Description Alex Mamach 2019-03-29 15:20:12 MDT
Hello,

I was hoping to understand this difference in behavior with the --export=NONE option when used in srun vs sbatch.

When used in sbatch, attempting to execute mpirun commands will lead to errors about launch failures, presumably because some environmental variable is unset.

However, doing the same via an interactive srun job leads to mpirun commands executing successfully.

Is there a difference in how --export=NONE behaves via srun vs sbatch?

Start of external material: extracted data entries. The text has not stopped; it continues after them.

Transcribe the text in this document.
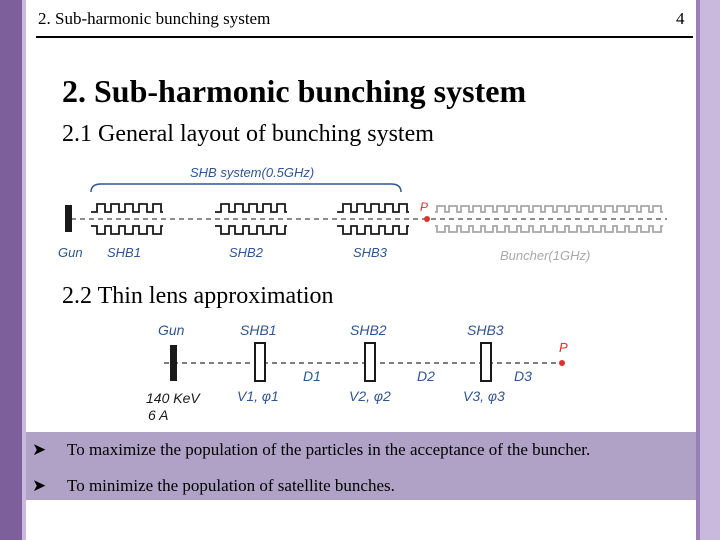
2. Sub-harmonic bunching system	4
2. Sub-harmonic bunching system
2.1 General layout of bunching system
SHB system(0.5GHz)
P
Gun SHB1	SHB2	SHB3	Buncher(1GHz)
2.2 Thin lens approximation
Gun	SHB1	SHB2	SHB3
P
D1	D2	D3
140 KeV
6 A
V1, φ1	V2, φ2	V3, φ3
➤	To maximize the population of the particles in the acceptance of the buncher.
➤	To minimize the population of satellite bunches.
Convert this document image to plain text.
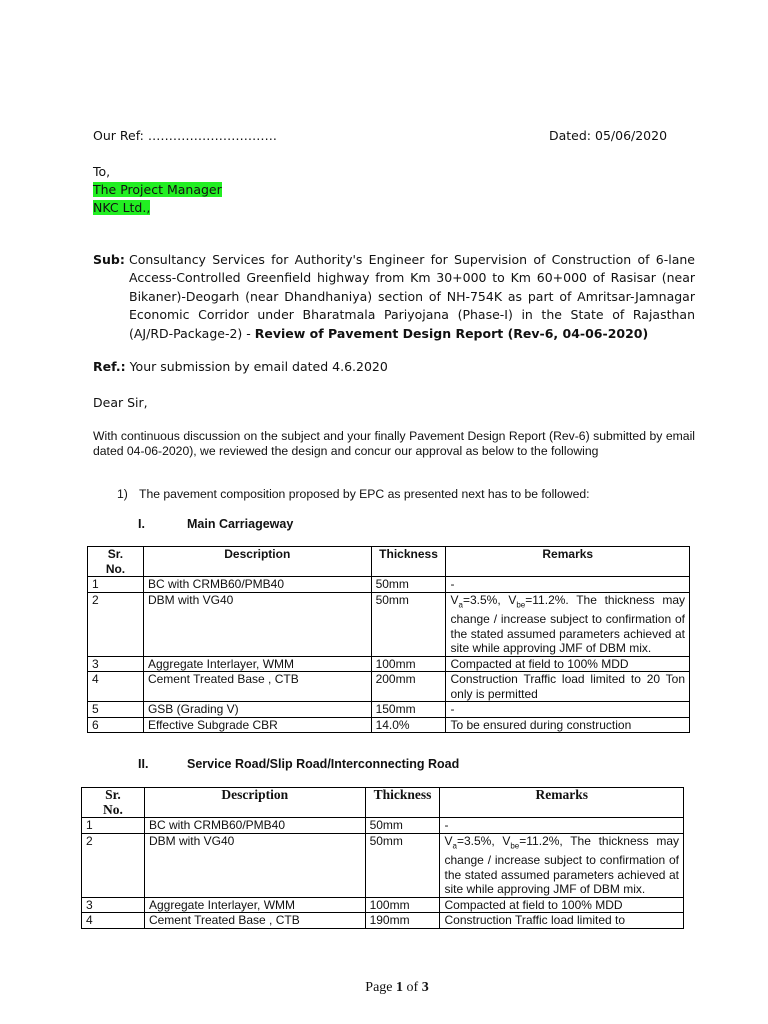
Our Ref: ………………………….	Dated: 05/06/2020
To,
The Project Manager
NKC Ltd.,
Sub: Consultancy Services for Authority's Engineer for Supervision of Construction of 6-lane Access-Controlled Greenfield highway from Km 30+000 to Km 60+000 of Rasisar (near Bikaner)-Deogarh (near Dhandhaniya) section of NH-754K as part of Amritsar-Jamnagar Economic Corridor under Bharatmala Pariyojana (Phase-I) in the State of Rajasthan (AJ/RD-Package-2) - Review of Pavement Design Report (Rev-6, 04-06-2020)
Ref.: Your submission by email dated 4.6.2020
Dear Sir,
With continuous discussion on the subject and your finally Pavement Design Report (Rev-6) submitted by email dated 04-06-2020), we reviewed the design and concur our approval as below to the following
1) The pavement composition proposed by EPC as presented next has to be followed:
I.	Main Carriageway
Sr. No.	Description	Thickness	Remarks
1	BC with CRMB60/PMB40	50mm	-
2	DBM with VG40	50mm	$V_a=3.5\%$, $V_{be}=11.2\%$. The thickness may change / increase subject to confirmation of the stated assumed parameters achieved at site while approving JMF of DBM mix.
3	Aggregate Interlayer, WMM	100mm	Compacted at field to 100% MDD
4	Cement Treated Base , CTB	200mm	Construction Traffic load limited to 20 Ton only is permitted
5	GSB (Grading V)	150mm	-
6	Effective Subgrade CBR	14.0%	To be ensured during construction
II.	Service Road/Slip Road/Interconnecting Road
Sr. No.	Description	Thickness	Remarks
1	BC with CRMB60/PMB40	50mm	-
2	DBM with VG40	50mm	$V_a=3.5\%$, $V_{be}=11.2\%$, The thickness may change / increase subject to confirmation of the stated assumed parameters achieved at site while approving JMF of DBM mix.
3	Aggregate Interlayer, WMM	100mm	Compacted at field to 100% MDD
4	Cement Treated Base , CTB	190mm	Construction Traffic load limited to
Page 1 of 3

We're hoping to understand why mpirun works in srun so we can direct users who are having trouble with sbatch but still prefer the "clean" environment they get with --export=NONE.
Comment 1 Broderick Gardner 2019-04-01 14:47:13 MDT
I'm investigating this to make sure I give you correct information. I should be able to post that information within a couple days. 

Thanks
Comment 2 Broderick Gardner 2019-04-03 15:21:13 MDT
Will you post exactly what you are running and what errors you get? Specifically, what do you expect to work? (in detail; show me example commands and shell scripts)

mpirun inside an interactive srun doesn't work for me.
❯ srun --mpi=pmix -N4 -n4 --preserve-env --pty /usr/bin/bash
[broderick@caesar caesar]$ mpirun mpi/xthi
--------------------------------------------------------------------------
While trying to determine what resources are available, the SLURM
resource allocator expects to find the following environment variables:

    SLURM_NODELIST
    SLURM_TASKS_PER_NODE

However, it was unable to find the following environment variable:

    SLURM_TASKS_PER_NODE
...

This looks like a bug; let me know if you have seen the same thing or if it is working for you.


What MPI implementation and version are you using? OpenMPI, IntelMPI, etc

What version of PMI are you using, if any?

Is there particular reason you are using `mpirun` instead of `srun`?

Thanks
Comment 4 Marshall Garey 2019-04-23 16:10:55 MDT
Marking as duplicate of bug 6772.

*** This ticket has been marked as a duplicate of ticket 6772 ***